Si stanno diffondendo tendenze molto in voga che portano, spesso anche i cristiani, a ricercare sempre più forme di spiritualità sganciate dalla frequentazione della Chiesa, di contatto con il trascendente facendo a meno delle strutture ecclesiali. Come spiegare questi fenomeni?

Da un lato bisogna interrogarsi sempre sul contenuto che si dà alla ricerca di trascendenza e di spiritualità. Nel Cristianesimo la trascendenza è essere aperti a Cristo, che è Figlio di Dio ma insieme nostro fratello; quindi l’incontro con Dio passa necessariamente attraverso l’incontro con il fratello. L’incontro con Dio, dunque, e l’esperienza di Chiesa non possono essere due cose antitetiche. Quando pensiamo di poter bypassare la Chiesa per un incontro più immediato con Dio, la grande domanda che ci si dovrebbe fare è: quale è il volto di Dio che ci sembra di dover incontrare? Dall’altra parte, e qui sta tutta l’attualità del Vaticano II, è vero che la Chiesa deve percepirsi come mistero, che è il luogo della presenza di Dio, strumento dell’incontro di Cristo con le donne e con gli uomini. Qui c’è davvero da fare un esame di coscienza continuo: quanto le nostre strutture e i nostri modi di realizzare la comunità cristiana, le diocesi, le parrocchie portano a sperimentare l’incontro con Cristo come centro di tutto? Quanto sono invece luoghi in cui si fanno cose, ci si aggrega per un bisogno, ma non attorno a quel fulcro che è Cristo? Deve far riflettere che tante persone oggi cerchino risposta al proprio desiderio di spiritualità fuori dalla Chiesa: non sono spesso messi in condizione di percepire che la Chiesa possiede una immensa ricchezza spirituale.

Parla della pace, Montini, in Ecclesiam suam. Dice deve essere “libera e onesta”: non può non denunciare, come delitto e come rovina, la guerra di aggressione, di conquista o di predominio. Una precisazione quanto mai attuale…

Direi di sì. Ci dice che con le aggressioni e con la violenza non abbiamo mai finito di fare i conti. Ci dice che la ricerca della pace non può non essere anche la ricerca della giustizia. Così come ci dice che la ricerca della pace deve trovare anche dei sentieri di riconciliazione e di misericordia, visto che le guerre lasciano l’eredità di ferite atroci. Mi pare che questo messaggio non investa solo il macro-mondo, ma anche i nostri piccoli mondi. Alla fine è un invito: la guerra parte sempre dal cuore degli uomini, ci sono rabbie, ostilità, odii che si possono coltivare anche non appartenendo a paesi di guerra. Sono colpito da come le nostre società, pur formalmente in pace, siano albergate da tante forme di sottile o non sottile violenza. La ricerca della pace non può essere uno slogan ma un impegno di tutti coloro che la desiderano davvero.
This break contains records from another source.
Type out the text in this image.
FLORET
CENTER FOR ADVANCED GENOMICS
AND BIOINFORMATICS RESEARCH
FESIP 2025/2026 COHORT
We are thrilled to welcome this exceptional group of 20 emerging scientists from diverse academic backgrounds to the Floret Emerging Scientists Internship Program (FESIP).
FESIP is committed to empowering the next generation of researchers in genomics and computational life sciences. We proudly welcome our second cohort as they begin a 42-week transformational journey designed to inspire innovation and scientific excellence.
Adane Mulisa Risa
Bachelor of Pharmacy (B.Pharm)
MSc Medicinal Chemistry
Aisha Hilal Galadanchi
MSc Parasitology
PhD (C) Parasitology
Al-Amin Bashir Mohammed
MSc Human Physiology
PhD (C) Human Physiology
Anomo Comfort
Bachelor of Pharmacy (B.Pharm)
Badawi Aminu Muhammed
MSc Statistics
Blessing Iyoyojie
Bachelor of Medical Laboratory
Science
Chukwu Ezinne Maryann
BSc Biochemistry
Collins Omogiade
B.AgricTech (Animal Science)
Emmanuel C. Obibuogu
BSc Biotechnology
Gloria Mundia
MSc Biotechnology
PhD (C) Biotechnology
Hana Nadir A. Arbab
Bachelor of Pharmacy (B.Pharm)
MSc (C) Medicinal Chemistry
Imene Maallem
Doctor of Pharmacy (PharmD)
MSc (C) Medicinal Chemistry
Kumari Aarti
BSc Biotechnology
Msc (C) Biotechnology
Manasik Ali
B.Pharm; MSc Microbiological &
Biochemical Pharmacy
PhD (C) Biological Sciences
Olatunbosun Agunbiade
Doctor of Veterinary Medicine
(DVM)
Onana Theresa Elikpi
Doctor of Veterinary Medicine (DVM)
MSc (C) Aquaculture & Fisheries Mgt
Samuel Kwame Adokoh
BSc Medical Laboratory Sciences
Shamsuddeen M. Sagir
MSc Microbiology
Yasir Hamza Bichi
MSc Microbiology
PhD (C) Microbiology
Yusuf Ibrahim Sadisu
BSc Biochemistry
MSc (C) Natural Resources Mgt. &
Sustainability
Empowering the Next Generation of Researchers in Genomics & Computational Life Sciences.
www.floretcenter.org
Il primato di Pietro non vuole costituire supremazia di spirituale orgoglio e di umano dominio, si legge ancora nell’enciclica, ma primato di servizio. Papa Francesco ce lo dimostra nel suo pontificato… Come guarda alle sfide ecumeniche legate anche al tema urgente della pace?

È un nodo particolarmente attuale, perché la divisione delle Chiese non aiuta a cogliere che l’umanità è chiamata a camminare nel segno dell’unità e della fraternità. Se le Chiese sono divise già tra di loro, sbadiscono il segno di comunione che sono chiamate ad essere. Il cammino ecumenico è oggi più che mai da sentire come vitale e impellente, se vogliamo che la Chiesa porti il suo contributo evangelico necessario all’unità dell’umanità e alla pace.